Building and Running Pipeline

First, let’s look at how easy it is to build the pipeline in SPDL.

The following snippet demonstrates how one can construct a Pipeline object using a PipelineBuilder object.

>>> from spdl.pipeline import PipelineBuilder
>>>
>>> pipeline = (
...     PipelineBuilder()
...     .add_source(range(12))
...     .pipe(lambda x: 2 * x)
...     .pipe(lambda x: x + 1)
...     .aggregate(3)
...     .add_sink(3)
...     .build()
... )

The resulting Pipeline object contains all the logic to perform the operations in an async event loop in the background thread.

To run the pipeline, call Pipeline.start(). Once the pipeline starts executing, you can iterate on the pipeline. Finally call Pipeline.stop() to stop the background thread.

>>> pipeline.start()
>>>
>>> for item in pipeline:
...     print(item)
[1, 3, 5]
[7, 9, 11]
[13, 15, 17]
[19, 21, 23]
>>> pipeline.stop()

It is important to call Pipeline.stop(). Forgetting to do so will leave the background thread running, leading to the situation where Python interpreter gets stuck at exit.

In practice, there is always a possibility that the application is interrupted and shutdown. To handle such case and stop the background threads properly, there is a context manager Pipeline.auto_stop() which makes sure that pipeline is stopped.

>>> with pipeline.auto_stop():
...    for item in pipeline:
...        print(item)

Warning

Do not call iter() on the pipeline because Pipeline.stop() might not be called at the right time.

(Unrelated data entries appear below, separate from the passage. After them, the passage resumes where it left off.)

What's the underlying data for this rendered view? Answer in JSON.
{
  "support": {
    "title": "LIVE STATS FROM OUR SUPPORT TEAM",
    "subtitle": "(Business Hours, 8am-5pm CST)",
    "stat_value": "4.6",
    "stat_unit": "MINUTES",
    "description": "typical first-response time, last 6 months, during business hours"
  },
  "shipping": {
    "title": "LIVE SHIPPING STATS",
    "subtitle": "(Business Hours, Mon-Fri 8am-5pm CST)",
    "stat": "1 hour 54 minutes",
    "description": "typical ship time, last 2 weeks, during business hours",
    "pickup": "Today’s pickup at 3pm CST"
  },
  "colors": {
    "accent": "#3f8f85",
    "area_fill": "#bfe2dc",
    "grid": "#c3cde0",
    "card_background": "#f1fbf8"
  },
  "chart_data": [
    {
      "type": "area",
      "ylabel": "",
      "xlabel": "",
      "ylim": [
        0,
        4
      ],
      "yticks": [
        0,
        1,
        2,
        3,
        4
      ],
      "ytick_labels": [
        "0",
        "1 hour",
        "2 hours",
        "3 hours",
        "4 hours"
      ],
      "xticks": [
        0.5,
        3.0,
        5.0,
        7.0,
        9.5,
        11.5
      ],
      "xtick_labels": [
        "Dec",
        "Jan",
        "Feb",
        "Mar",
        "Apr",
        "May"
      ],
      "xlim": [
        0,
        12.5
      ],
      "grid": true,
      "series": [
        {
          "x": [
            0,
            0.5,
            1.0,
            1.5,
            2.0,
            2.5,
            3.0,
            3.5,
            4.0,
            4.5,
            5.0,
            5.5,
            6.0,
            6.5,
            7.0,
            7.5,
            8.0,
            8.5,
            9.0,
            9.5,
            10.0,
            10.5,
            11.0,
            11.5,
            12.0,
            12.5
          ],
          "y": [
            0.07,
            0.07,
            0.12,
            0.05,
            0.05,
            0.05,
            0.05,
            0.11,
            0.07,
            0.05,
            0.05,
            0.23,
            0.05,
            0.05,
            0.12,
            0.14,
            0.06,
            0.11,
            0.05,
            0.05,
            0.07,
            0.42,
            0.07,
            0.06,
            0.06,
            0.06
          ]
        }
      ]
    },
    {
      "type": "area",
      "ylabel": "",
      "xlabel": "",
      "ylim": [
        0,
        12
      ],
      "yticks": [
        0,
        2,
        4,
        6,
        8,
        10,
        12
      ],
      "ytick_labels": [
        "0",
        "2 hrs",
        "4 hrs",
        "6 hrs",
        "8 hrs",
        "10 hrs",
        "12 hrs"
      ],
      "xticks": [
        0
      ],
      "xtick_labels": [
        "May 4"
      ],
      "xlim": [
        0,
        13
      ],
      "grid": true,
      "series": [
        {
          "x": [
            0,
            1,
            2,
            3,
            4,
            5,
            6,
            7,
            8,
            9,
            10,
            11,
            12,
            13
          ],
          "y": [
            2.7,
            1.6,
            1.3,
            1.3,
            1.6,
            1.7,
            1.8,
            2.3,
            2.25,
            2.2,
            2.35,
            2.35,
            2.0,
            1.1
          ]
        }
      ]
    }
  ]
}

Say you wrap a Pipeline to create an class that resembles conventional DataLoader.

class DataLoader:
    ...

    def __iter__(self):
        with self.pipeline.auto_stop():
            for item in pipeline:
                yield item

dataloader = DataLoader(...)

Make sure to use this class like the following. This way, the context manager properly calls Pipeline.stop when the execution flow goes out of the loop, even when the application is exiting with unexpected errors.

for item in dataloader:
    ...

Do not use it like the following. This way, the Pipeline.stop does not get called until the garbage collector deletes the object, which might cause deadlock.

iterator = iter(dataloader)
item = next(iterator)

Note

Once Pipeline.stop() method is called, the Pipeline object is unusable. To pause the execution, simply stop consuming the output. The Pipeline will get blocked when the internal buffers are full. To resume the execution, resume consuming the data.